On Mon, Feb 26, 2024 at 1:48 PM jakobht96 @.***> wrote:

If you wish me to open another ticket for my issue, I will do that.

— Reply to this email directly, view it on GitHub https://github.com/BrooksLabUCSC/flair/issues/324#issuecomment-1965131094, or unsubscribe https://github.com/notifications/unsubscribe-auth/ALAPWNTPZKQ337DBXQV62ULYVTRJTAVCNFSM6AAAAABDGDSXDSVHI2DSMVQWIX3LMV43OSLTON2WKQ3PNVWWK3TUHMYTSNRVGEZTCMBZGQ . You are receiving this because you commented.Message ID: @.***>

jakobht96 commented 7 months ago

Okay, I am trying something here.

This worked

for chrom in $(cut -f1 corrected.bed | sort -u); \
    do grep "^$chrom" corrected.bed > $chrom.corrected.bed; \
    grep "^$chrom" annotation.gtf > $chrom.annot.gtf;
done
wget http://hgdownload.soe.ucsc.edu/admin/exe/linux.x86_64/faSplit && chmod 775 faSplit
./faSplit byname genome.fa ./

However

The flair collapse command didn't work as expected. So I was changing to a for loop instead:


for chrom in $(cut -f1 corrected.bed | sort -u)
    do
    flair collapse --gtf $chrom.annot.gtf --reads reads1.fq,reads2.fq(..),reads18.fq --query $chrom.corrected.bed --genome $chrom.fa
done _<optionals>_

I am no expert, so I don't know if I could have avoided the for-loop but, hey, if it works 🤷

Thanks. I will close this ticket when I know the result from my run.

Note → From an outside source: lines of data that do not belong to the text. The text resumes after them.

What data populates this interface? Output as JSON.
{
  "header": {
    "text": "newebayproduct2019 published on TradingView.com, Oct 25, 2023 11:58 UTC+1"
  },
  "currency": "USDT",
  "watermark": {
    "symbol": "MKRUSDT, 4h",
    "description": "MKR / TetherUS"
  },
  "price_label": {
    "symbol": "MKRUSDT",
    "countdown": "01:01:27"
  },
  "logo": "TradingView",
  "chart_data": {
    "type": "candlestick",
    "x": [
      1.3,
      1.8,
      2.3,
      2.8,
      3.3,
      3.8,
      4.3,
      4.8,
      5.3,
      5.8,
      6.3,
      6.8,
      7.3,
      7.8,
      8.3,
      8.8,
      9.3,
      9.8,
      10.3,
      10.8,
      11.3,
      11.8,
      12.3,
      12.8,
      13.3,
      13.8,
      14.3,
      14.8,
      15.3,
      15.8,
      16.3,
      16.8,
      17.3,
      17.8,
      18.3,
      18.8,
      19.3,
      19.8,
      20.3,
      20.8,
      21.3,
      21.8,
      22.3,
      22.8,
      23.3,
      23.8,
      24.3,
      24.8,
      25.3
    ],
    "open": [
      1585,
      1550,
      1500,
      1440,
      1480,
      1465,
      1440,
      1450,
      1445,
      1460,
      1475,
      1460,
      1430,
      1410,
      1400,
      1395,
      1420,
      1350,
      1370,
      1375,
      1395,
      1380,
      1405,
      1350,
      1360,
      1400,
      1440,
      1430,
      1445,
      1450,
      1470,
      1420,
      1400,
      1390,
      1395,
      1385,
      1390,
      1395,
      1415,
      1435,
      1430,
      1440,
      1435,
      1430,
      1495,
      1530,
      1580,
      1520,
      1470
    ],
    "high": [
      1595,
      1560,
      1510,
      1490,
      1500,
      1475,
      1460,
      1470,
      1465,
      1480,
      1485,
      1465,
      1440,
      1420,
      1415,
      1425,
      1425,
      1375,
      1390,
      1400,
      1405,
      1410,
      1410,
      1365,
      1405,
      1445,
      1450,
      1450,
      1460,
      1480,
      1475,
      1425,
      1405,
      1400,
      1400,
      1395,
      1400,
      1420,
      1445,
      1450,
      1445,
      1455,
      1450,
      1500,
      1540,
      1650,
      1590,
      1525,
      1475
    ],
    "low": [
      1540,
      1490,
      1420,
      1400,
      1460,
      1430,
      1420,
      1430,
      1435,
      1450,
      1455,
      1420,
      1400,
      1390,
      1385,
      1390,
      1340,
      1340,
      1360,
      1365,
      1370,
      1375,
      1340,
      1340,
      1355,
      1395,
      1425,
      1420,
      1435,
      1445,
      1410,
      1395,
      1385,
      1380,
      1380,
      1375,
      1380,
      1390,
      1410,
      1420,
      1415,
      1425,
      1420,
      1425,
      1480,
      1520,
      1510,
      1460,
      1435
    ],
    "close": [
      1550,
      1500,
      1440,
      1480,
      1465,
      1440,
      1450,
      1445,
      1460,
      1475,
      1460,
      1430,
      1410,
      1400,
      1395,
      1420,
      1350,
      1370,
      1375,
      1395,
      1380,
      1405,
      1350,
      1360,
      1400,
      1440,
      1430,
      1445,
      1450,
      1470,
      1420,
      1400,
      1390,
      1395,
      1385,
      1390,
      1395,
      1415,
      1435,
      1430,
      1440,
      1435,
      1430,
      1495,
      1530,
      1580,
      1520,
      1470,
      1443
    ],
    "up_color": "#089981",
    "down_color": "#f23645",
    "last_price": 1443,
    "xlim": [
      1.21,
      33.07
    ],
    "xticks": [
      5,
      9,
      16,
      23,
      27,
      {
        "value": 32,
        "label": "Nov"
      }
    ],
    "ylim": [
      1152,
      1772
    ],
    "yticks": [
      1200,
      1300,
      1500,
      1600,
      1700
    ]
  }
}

addtional info for beginners as myself

Because I am working on a seperate server, I have to use nohup to make the script work in the background. However, nohup does not work with the for loop. Therefore, I made a .sh script and executed that as nohup.

jakobht96 commented 7 months ago

It worked! I will close this ticket now :)

Jeltje commented 7 months ago

We're in the middle of refactoring flair collapse to make all of this a lot easier!